Vortex AGI Tutorials - Visual vs Priority
You probably recall that earlier I mentioned that AGI picture resources include two very important parts, the visual background and the priority background. So far, we have been working with the visual background. However, in order for your game to look 3D, you must have a priority background as well. The priority background consists of two parts: control lines and priority bands.
Control lines are used to tell the computer where characters are able to walk and where there are obstacles, such as walls, furniture, trees, or whatever else might prevent characters from being in a certain area.
On the priority screen, the first four colors (0 - 3) have special meanings.
- 0 (black) - Unconditional barrier. No object is ever allowed to be on parts of the screen with a pixel of this color in the priority screen.
- 1 (dark blue) - Conditional barrier. Objects are not normally allowed to be on a conditional barrier, unless the ignore.blocks command is used to allow them to do so. (more on the ignore.blocks commands in the logic section)
- 2 (dark green) - Signal barrier. This can be used to test if a character is walking in a certain place. Particularly useful for doors, or edges of cliffs, etc. Wherever something will happen when a character walks over that place.

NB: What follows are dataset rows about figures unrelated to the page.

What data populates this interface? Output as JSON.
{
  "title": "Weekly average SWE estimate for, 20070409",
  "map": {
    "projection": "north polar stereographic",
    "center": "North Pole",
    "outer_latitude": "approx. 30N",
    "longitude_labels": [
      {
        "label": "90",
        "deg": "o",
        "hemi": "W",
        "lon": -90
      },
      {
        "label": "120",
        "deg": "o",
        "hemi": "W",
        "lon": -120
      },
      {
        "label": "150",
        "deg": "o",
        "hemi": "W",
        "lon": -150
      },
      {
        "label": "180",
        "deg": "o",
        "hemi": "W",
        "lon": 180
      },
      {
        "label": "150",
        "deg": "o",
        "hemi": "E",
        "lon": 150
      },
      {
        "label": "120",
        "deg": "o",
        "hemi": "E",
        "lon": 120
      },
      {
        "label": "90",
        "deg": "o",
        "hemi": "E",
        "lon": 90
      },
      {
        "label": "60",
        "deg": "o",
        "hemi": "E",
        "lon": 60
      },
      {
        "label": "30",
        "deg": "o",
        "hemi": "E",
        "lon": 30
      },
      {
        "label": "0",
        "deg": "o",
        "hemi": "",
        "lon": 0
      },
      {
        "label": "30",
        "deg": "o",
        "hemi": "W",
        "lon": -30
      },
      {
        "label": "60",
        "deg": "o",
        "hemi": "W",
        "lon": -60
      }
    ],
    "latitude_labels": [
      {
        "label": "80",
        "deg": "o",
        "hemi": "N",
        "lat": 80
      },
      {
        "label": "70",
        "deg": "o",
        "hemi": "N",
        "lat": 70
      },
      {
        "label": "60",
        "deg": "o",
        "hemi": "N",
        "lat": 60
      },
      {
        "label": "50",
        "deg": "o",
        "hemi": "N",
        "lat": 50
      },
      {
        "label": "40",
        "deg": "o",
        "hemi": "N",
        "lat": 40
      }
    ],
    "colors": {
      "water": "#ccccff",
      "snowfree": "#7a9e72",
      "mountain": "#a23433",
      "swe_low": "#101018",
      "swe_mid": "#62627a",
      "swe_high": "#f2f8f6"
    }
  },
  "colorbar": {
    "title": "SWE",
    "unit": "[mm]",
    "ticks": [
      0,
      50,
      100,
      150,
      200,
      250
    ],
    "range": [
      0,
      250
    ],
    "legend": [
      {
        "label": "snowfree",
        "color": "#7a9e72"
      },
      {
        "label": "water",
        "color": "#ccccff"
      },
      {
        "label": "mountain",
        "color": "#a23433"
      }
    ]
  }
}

- 3 (dark cyan) - Signifies water. Parts of the priority screen which are not color 3 are considered to be land. Color 3 can also be used to represent some other surface such as ice, lava, sand, a slippery floor, or whatever you need for that particular room.
Using these four colors, you should be able to effectively control where a character or object can be.
The AGI screen is divided vertically into 12 priority bands (colors 4 - 15). Objects with a higher priority are displayed on top of objects with a lower priority. Different parts of a picture can also be given different priorities. So something in the far distance would have a priority of 4 (everything else would go on top of this) and something right at the front of the screen would have a priority of 15 (nothing will go on top of this except objects with a priority of 15).
In PicEdit, load picture.16. Press the TAB key to switch into priority mode. The visual background will disappear, and the priority background will be visible instead. The control lines are easily recognizable and the priority bands show up as colored shaded areas. Notice the value next to Pri: in the status bar at the top of the editor screen. This number represents the priority band that corresponds with the current Y-position. The best way to understand priority backgrounds is to look at several AGI games' picture resources and study their priority screens.
Control lines and priority bands are drawn in the same way as the visual background. In fact, you can draw your priority background at the same time you draw the visual. Simply right click on the priority color that you want to use before you draw the visual picture. Remember to click on the off button with the right mouse button when you want to work on the visual screen only, and with the left mouse button when you want to draw on the priority screen only. Hint: you can use the navigation buttons to go back and add priority bands and control lines as their visual counterparts are drawn.
Exercise 1.4 Priorities
Open PicEdit with Template.pcx as a background, then open the picture that you saved in the previous exercise. Using the template as a guide for your priority bands, draw the priority screen for your picture. Remember to save your work.